Erdoğan heeft nu meer controle over het leger. Toen in 2011 de stafchef en drie generaals ontslag namen, kon Erdoğan zijn eigen man, generaal Ozel, aanwijzen als aanvoerder van het leger. Sindsdien groeide de invloed van de premier over het leger. Dit werd op zaterdag onderstreept, toen de hoogste legerraad – voorgezeten door Erdoğan – samenkwam om de nieuwe legertop te benoemen. Opvallend was dat generaal Bekir Kalyoncu niet aangesteld werd als aanvoerder van de landmacht. Deze post ging naar generaal Hulusi Akar, de protegé van generaal Ozel. De aanvoerder van de landmacht wordt gezien als de traditionele opvolger voor de stafchef. Omdat Kalyoncu’s naam verschillende malen vermeld werd tijdens de Ergenekon rechtszaak, lijkt de gematigdere Akar een betere keuze voor Erdoğan. Kalyoncu werd verplicht op pensioen gestuurd.
Een verdeeld volk
De machtsstrijd tussen de ideologieën leeft ook onder de Turkse bevolking. De meningen over het proces zijn verdeeld. Voor AKP aanhangers is de rechtszaak een logisch antwoord op het organiseren van een coup. Eén aanhanger van de AKP tweette: ‘Aan allen die kritiek geven op deze uitspraak: hoe gaat men in jouw land dan om met een coup?’ Voor nationalistische, seculiere en linkse Turken gaat het om een poging de oppositie de mond te snoeren – de focus van het Ergenekon onderzoek zou overweldigend op oppositiefiguren liggen.

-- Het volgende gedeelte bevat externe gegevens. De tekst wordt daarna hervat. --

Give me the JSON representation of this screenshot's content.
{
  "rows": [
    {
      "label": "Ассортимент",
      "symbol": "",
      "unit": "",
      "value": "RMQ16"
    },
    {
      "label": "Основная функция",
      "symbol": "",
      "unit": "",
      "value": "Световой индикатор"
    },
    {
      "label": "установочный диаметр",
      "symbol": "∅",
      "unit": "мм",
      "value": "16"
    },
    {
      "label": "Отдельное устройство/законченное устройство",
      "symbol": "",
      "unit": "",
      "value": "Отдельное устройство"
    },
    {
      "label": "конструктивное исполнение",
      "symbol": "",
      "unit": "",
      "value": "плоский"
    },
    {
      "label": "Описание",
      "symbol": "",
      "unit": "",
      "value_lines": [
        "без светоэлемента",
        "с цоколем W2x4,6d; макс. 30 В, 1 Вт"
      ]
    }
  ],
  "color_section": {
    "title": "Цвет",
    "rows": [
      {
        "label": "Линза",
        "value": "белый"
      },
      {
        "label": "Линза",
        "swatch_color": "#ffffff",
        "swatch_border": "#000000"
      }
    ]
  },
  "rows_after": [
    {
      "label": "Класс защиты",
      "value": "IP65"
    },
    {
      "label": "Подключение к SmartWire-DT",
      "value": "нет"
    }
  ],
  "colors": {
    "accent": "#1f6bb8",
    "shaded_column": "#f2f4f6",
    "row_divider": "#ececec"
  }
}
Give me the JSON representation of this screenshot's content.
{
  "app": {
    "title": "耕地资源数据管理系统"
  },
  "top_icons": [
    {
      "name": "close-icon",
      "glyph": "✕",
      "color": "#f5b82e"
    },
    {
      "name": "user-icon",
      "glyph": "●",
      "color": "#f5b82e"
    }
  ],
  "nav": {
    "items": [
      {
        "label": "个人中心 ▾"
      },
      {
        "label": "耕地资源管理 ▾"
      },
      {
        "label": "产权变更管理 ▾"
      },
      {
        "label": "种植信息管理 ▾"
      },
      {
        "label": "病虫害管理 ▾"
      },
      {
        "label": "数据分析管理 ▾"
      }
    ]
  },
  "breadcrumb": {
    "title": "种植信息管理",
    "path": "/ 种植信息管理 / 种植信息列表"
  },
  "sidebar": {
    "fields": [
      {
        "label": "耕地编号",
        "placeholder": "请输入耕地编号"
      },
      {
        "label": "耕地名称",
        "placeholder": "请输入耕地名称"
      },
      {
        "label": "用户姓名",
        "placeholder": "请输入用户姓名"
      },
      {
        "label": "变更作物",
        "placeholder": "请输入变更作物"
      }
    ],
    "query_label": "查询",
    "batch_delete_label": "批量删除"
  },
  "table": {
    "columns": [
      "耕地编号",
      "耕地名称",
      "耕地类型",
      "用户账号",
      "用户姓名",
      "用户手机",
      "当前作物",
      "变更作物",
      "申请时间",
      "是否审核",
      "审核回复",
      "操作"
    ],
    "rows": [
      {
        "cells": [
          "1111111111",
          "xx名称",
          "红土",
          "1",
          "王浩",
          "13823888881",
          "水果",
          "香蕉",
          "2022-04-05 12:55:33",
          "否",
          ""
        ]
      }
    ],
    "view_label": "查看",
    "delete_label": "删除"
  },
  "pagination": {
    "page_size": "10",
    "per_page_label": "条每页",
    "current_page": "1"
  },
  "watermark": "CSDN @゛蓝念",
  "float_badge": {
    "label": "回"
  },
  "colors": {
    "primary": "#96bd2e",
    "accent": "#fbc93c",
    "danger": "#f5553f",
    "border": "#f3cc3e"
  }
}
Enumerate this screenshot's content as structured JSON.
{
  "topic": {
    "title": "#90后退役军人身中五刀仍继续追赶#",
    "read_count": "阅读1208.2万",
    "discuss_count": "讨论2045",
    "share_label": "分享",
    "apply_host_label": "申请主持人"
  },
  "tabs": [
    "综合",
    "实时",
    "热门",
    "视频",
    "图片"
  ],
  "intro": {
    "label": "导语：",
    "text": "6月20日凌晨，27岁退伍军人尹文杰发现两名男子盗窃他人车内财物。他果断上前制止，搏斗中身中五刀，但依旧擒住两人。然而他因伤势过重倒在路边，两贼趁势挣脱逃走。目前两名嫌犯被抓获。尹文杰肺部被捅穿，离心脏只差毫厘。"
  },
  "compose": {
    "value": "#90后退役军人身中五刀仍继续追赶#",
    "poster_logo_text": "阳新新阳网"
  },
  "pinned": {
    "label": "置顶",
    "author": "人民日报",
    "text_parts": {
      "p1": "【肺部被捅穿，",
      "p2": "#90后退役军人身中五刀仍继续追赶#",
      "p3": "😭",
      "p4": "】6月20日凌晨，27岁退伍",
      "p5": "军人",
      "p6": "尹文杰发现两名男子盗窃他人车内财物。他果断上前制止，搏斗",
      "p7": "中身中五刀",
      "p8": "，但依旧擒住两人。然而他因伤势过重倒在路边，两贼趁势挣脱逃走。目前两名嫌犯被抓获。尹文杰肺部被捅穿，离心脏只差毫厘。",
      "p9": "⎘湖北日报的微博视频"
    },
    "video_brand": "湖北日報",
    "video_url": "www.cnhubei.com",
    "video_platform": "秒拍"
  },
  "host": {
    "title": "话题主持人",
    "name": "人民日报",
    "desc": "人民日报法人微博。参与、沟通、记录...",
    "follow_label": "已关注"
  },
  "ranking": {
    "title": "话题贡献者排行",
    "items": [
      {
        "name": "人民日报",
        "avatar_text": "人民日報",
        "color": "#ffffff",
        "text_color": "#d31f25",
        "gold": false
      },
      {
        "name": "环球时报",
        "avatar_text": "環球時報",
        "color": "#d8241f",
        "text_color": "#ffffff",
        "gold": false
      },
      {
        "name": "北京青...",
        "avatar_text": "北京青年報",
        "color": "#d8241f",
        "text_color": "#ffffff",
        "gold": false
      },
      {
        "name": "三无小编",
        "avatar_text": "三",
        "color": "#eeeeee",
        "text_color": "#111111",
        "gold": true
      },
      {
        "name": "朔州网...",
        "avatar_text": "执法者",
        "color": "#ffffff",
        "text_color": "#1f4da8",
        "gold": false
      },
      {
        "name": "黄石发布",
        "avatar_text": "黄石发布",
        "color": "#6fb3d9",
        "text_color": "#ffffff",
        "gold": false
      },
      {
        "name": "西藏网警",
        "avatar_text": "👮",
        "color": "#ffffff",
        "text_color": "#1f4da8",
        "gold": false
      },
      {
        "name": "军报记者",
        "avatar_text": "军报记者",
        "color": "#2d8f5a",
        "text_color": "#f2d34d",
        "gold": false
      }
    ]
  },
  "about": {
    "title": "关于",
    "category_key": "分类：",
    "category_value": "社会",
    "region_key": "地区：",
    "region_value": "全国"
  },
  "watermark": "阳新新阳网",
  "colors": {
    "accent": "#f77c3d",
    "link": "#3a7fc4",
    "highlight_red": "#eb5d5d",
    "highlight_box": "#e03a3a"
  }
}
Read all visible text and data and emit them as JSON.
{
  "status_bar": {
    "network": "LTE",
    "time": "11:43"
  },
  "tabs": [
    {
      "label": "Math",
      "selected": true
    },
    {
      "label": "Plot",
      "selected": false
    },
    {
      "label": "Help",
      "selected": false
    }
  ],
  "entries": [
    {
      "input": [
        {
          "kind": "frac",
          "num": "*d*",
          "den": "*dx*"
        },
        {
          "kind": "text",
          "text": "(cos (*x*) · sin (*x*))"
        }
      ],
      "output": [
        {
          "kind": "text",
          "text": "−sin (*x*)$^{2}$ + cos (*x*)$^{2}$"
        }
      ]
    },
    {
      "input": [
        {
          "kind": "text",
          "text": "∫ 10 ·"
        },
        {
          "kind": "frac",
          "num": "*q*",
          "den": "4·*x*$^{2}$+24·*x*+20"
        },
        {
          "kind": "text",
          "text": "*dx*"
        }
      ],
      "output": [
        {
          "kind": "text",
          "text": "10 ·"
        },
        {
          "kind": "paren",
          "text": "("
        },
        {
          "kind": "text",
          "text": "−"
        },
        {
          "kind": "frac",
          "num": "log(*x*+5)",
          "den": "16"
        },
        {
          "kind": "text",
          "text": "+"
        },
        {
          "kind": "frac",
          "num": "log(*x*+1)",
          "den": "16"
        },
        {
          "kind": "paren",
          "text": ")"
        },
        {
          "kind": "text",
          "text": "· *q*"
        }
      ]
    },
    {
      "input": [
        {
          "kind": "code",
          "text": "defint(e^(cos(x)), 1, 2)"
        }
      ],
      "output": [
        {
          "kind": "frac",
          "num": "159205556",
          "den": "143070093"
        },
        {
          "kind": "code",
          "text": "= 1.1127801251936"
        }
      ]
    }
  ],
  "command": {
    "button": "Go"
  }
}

De groepen konden hun steun of hun tegenstand echter niet betuigen tijdens de rechtszaak. Burgers zijn niet welkom in de rechtbank – een ongewone zet – en de gouverneur van Istanbul maakte duidelijk dat protest niet geduld zou worden. De dag na deze aankondiging voerde de Turkse politie een reeks raids uit op de kantoren van een aantal NGO’s, mediabureaus en politieke partijen. Hierbij werden twintig mensen aangehouden die tot protest opriepen.
Er werden uitzonderlijke veiligheidsmaatregelen genomen – volgens de regering in reactie op een bedreiging van het Revolutionaire Volksbevrijdingsfront (DHKP/C). De politie omsingelde het gerechtshof met prikkeldraad en betonnen blokken. Alle routes naar het gebouw en het luchtruim erboven werden afgesloten. Desondanks bereikte een duizendtal betogers een veld naast het gerechtshof. De paramilitaire politie sloeg deze groep uiteen met traangas in een scène die omschreven werd als ‘een veldslag’. Groepen verbonden aan de Taksim protestbeweging die het land de voorbije maanden op zijn grondvesten deed schudden probeerden de rechtbank ook te bereiken, maar raakten niet dichter dan tien kilometer van de rechtbank. Uiteindelijk kwam het toch nog tot een confrontatie tussen betogers en de politie in het nabijgelegen Silivri. 10.000 betogers werden uiteengeslagen met rubberen kogels, traangas en het waterkanon.